Sátiro miró uno por uno a todos los presentes.
—Una vez, cuando no maté a Estratocles, todos me aconsejasteis que en el futuro fuese el primero en golpear. Tía Safo, esta mujer es una víbora que nos hará daño en cuanto tenga ocasión. Ahora mismo, mientras hablamos, un asesino, su aliado, nos acecha. Intentó matar a Lita y tú acabaste con una daga clavada en el pecho para salvarla. Esta mujer proporcionó la información que dio pie a ese ataque, así como la información que condujo a la captura de León, y quizás haya hecho otro tanto contra el señor Tolomeo y Diodoro. Ahora no toca mostrarse indulgente.
Nearco miró a Fiale, cuyos ojos le imploraron.
—Soy inocente —le dijo—. Sátiro está loco.
Nearco se volvió hacia Sátiro. Negó con la cabeza y miró de nuevo a Fiale.
—Impediré que te torturen —dijo—. Pero eres tú, no Sátiro, quien está loca.
—Sé dónde encontrar a Sófocles, el médico —dijo Alcea, que seguía postrada en el suelo.

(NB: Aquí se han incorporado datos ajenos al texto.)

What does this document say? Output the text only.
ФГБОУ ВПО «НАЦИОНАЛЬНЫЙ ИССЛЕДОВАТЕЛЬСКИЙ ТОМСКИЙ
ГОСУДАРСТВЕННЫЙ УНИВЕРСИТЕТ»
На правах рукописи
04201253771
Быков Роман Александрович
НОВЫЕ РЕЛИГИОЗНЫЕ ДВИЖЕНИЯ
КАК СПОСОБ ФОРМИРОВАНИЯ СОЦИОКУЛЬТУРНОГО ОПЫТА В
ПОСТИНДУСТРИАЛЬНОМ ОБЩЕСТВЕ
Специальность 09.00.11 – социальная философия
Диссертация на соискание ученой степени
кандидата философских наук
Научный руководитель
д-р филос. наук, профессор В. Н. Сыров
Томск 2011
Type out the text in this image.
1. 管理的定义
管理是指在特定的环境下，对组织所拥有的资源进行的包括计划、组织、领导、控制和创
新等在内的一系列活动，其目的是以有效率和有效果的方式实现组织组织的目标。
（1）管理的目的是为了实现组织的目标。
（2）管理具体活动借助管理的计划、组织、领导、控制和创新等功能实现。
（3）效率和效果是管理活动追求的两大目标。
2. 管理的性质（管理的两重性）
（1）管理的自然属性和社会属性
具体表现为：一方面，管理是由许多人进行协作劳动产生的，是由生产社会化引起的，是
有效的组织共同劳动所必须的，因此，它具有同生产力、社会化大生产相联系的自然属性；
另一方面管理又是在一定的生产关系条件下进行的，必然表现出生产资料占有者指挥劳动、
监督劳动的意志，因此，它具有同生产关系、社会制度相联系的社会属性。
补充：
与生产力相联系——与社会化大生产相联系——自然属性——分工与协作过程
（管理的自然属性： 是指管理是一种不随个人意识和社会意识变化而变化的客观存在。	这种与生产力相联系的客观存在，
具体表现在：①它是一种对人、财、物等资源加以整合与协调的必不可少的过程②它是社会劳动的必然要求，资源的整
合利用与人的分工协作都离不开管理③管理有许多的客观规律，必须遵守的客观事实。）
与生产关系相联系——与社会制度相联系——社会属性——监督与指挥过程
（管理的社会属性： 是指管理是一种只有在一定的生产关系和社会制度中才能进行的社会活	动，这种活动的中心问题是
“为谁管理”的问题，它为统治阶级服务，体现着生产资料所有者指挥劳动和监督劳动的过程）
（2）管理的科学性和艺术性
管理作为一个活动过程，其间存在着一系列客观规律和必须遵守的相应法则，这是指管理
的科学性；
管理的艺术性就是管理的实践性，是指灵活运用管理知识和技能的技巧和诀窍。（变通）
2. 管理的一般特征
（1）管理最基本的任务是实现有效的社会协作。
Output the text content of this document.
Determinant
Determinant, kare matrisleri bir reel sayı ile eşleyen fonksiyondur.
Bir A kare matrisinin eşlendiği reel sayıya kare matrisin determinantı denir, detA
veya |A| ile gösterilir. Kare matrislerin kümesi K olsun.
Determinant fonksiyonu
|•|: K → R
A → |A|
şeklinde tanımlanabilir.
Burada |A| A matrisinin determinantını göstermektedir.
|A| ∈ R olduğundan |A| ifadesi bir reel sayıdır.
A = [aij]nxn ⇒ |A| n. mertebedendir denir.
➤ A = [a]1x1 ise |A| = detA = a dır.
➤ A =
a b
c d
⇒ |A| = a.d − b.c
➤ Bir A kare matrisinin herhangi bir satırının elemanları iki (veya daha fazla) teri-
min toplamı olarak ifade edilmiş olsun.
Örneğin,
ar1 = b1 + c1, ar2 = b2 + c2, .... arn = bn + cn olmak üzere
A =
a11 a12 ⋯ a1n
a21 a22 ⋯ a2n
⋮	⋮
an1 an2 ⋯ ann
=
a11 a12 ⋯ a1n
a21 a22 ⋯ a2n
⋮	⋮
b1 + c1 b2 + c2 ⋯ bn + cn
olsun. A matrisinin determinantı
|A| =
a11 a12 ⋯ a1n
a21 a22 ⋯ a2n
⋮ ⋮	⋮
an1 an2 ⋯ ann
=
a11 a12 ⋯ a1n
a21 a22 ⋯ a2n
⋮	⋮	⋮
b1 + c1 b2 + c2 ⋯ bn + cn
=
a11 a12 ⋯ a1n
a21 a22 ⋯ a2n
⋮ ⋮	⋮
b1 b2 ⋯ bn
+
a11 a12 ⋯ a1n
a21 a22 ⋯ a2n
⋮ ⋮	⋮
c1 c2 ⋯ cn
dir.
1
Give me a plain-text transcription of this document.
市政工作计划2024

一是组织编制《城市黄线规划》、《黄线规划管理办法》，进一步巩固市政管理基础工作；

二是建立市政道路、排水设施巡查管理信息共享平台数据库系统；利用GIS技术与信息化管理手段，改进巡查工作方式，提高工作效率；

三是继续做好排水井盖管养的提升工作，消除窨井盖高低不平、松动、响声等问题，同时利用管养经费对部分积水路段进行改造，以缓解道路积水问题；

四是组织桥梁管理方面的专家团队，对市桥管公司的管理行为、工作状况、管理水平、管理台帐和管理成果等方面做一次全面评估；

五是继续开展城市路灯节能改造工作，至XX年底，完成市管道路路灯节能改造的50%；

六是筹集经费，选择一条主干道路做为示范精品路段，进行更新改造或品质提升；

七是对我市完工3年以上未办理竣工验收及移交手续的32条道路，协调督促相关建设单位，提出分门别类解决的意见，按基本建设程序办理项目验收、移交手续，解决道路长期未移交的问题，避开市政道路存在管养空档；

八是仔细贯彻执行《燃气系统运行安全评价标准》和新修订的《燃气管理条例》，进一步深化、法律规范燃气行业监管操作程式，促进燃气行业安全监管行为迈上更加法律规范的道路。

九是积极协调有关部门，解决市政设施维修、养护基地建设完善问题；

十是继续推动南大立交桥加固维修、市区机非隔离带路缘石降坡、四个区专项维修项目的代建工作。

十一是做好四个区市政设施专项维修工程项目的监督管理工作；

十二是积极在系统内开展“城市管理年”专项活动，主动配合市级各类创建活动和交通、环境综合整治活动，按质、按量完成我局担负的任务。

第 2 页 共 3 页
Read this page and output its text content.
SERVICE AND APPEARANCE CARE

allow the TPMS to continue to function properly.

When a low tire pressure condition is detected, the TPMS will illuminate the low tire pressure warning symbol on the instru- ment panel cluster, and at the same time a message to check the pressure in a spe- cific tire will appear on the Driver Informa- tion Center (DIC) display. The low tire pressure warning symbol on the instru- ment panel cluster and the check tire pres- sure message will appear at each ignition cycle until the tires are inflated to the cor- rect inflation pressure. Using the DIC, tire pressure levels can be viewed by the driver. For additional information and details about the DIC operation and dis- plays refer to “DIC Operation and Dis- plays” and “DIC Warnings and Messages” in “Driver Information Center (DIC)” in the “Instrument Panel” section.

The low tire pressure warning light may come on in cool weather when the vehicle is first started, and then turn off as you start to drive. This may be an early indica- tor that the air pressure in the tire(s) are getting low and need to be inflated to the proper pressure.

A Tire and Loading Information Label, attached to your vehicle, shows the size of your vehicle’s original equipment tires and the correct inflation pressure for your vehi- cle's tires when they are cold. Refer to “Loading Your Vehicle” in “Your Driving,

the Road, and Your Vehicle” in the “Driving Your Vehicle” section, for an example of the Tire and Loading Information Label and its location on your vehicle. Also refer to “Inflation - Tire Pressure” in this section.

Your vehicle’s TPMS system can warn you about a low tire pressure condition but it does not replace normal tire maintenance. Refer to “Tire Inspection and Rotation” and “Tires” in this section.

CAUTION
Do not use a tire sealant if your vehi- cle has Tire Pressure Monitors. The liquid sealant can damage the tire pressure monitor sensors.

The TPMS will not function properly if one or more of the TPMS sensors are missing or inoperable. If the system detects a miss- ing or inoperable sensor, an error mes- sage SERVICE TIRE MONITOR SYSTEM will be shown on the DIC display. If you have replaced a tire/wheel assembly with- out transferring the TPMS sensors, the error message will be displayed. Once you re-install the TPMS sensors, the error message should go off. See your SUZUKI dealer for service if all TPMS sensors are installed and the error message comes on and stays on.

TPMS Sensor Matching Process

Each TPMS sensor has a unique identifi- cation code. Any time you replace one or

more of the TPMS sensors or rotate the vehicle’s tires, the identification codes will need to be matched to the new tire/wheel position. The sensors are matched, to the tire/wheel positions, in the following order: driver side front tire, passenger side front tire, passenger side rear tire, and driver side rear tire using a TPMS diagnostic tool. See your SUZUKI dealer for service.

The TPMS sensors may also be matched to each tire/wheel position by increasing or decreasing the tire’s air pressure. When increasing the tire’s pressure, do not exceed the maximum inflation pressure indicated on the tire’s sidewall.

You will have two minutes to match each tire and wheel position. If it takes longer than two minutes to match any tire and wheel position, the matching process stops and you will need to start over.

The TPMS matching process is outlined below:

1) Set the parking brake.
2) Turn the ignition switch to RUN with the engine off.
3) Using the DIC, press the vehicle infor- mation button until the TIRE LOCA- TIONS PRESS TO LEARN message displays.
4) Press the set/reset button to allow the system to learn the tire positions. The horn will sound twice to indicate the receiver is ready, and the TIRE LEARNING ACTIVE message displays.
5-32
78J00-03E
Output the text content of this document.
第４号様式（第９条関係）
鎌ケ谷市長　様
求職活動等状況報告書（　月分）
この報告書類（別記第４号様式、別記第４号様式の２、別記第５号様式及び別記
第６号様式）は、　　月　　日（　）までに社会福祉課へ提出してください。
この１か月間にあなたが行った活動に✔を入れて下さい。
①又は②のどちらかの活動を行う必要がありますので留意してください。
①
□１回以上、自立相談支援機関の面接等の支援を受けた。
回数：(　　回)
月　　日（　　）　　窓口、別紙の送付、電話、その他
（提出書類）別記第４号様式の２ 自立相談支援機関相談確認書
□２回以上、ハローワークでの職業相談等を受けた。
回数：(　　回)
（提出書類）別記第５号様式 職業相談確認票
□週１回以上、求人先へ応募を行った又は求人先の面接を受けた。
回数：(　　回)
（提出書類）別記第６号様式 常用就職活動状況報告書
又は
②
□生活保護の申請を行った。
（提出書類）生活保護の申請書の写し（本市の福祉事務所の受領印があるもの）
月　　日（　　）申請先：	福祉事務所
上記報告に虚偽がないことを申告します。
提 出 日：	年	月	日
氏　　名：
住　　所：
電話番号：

—Yo también —repuso Sátiro. No quería matar a Fiale pero no veía otra salida. Volvía a encontrarse en una situación como la de la playa; la muerte lo rondaba otra vez. Pero Sátiro había comenzado a entender a las personas. Si no acababa con ella, la hetaira iría a por él.
Y entonces pensó: «¿Qué haría Filocles?». Y lo vio claro. Filocles nunca la mataría. Filocles le arrancaría los colmillos y la dejaría libre. El acto moral.
—Traedlo —dijo.
Sófocles se les escapó por el grosor de una puerta. El médico ateniense desapareció en los túneles que se abrían detrás de la taberna mientras los hombres de Sátiro derribaban la pared falsa. Hama tenía atenazado al tabernero, apoyando la espada en su cuello, e inundaron las calles de soldados, pero aun así lo perdieron. Carlo arrastraba a Fiale allí donde efectuaban registros, de modo que todos los moradores de la noche la vieran en compañía de los Exiliados.
Más tarde, tomando vino caliente, Sátiro meneó la cabeza.
—Me he precipitado —dijo—. He dejado que la prisa por zarpar haya determinado mis actos. Tendría que haber permitido que siguiera conspirando y cogerla con las manos en la masa. Y lo mismo vale para el médico. Ahora me doy cuenta.